CRIM. APPEAL NO. 12/99
In the matter between
DAVID MAFITSIFITSI MSIBI
Vs
REX
Coram
JUDGMENT
(24/05/2000)
In this matter the Appellant has noted and argued an Appeal only against sentence. That argument is only on the basis that the sentence imposed was not backdated. He had been accused no. 1 in the High Court on the number of charges; along with very important of other accused it is unnecessary to go into detail. He has been convicted of two counts of armed robbery. The facts alleged are in chronological order:
Firstly, on the 2nd of June 1996, he gained entry into the house of Mr. Mamba that was in Tambankulu area, you threatened to shoot him if he did not bring the keys to the Score Supermarket, and if he does not lead the robbers to the house of the woman who had keys to the safe in the supermarket. She was also threatened by the armed men who gained entry not only to the shop, but also to the safe in the shop, and they got away with more than Fifteen Thousand Emalangeni. The second count on which he was convicted was alleged that three weeks later on the 23rd June 1996, he along with another person gained entry in the Dvokolwako area to the Ndzinisa home. Again three persons with firearms and succeeded in robbing three children of the owner of the bus service and a shop. The amount involved being Eighteen Hundred Emalangeni, Nine Thousand Emalangeni and almost Four Thousand Emalangeni respectively totalling almost to Fifteen Thousand Emalangeni.

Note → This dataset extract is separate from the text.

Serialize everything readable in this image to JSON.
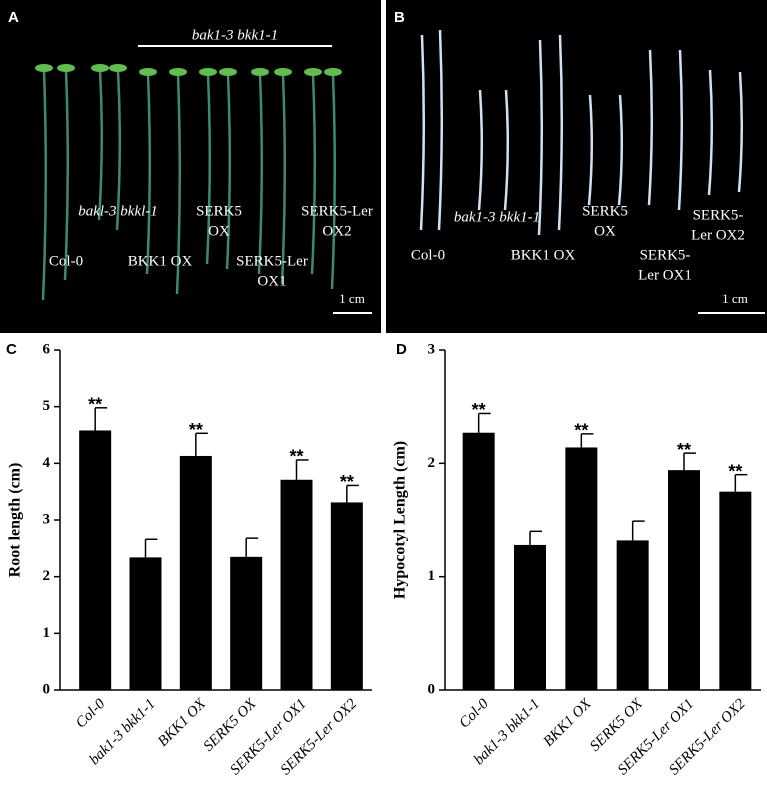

The Appellant testified that he was thirty-nine years old, had looked after cattle and therefore never attended school, you have two wives and a girlfriend as well as a number of children, whom you maintained presumably before he was arrested on these charges, from money which you obtained illegally in banks and started using when you came out of prison. He was apparently released from prison not long before the present offences. His record shows that he has learnt little from his past clashes with the law. It is unnecessary to detail all the previous convictions recorded against him, but he has been given the option of a fine of short-term imprisonment, which did not discourage him.
In 1994, he was convicted on three counts of attempted murder, robbery and illegal possession of a firearm. The sentences of six, five and five years respectively for these for order to run concurrently. He could therefore not have been long after of jail when he convicted the present offences. In respect of those he was sentenced to fourteen years on each count the sentences to run concurrently. He has complained that the sentences were not backdated to the date of his arrest can’t be appealed. To make such an order is a matter within the discretion of the trial judge. There is no indication that the learned Chief Justice misdirected himself in failing to do so. The time has come when the public must be protected from people like you, which can only be achieved by a long custodial sentence is fully justified. According to the police evidence they have been faced by various spate of armed robbery during the period when these two offences were committed. Leniency towards the Appellant of the past have no purpose, he learned nothing from the treatment meted out previously. On his own evidence on the trial, it is clear that he does not suffer from remorse, and has no intervention to make good the loss he infected on his victims, more importantly we know from the record that he and one of his co-accused escaped from custody while the trial was in progress, and they were at large for an undetermined period during which there was a separation of trial, so that the fate of the remaining accused could be determined. There is nothing in the record that persuade me that the trial court exercise improper discretion during the sentencing process, such perhaps that it might have been advisable to warn the Appellant that he runs the risking future of being declared a habitual criminal and spending his days to the end in prison.
In my view, the appeal has no merit and should be dismissed.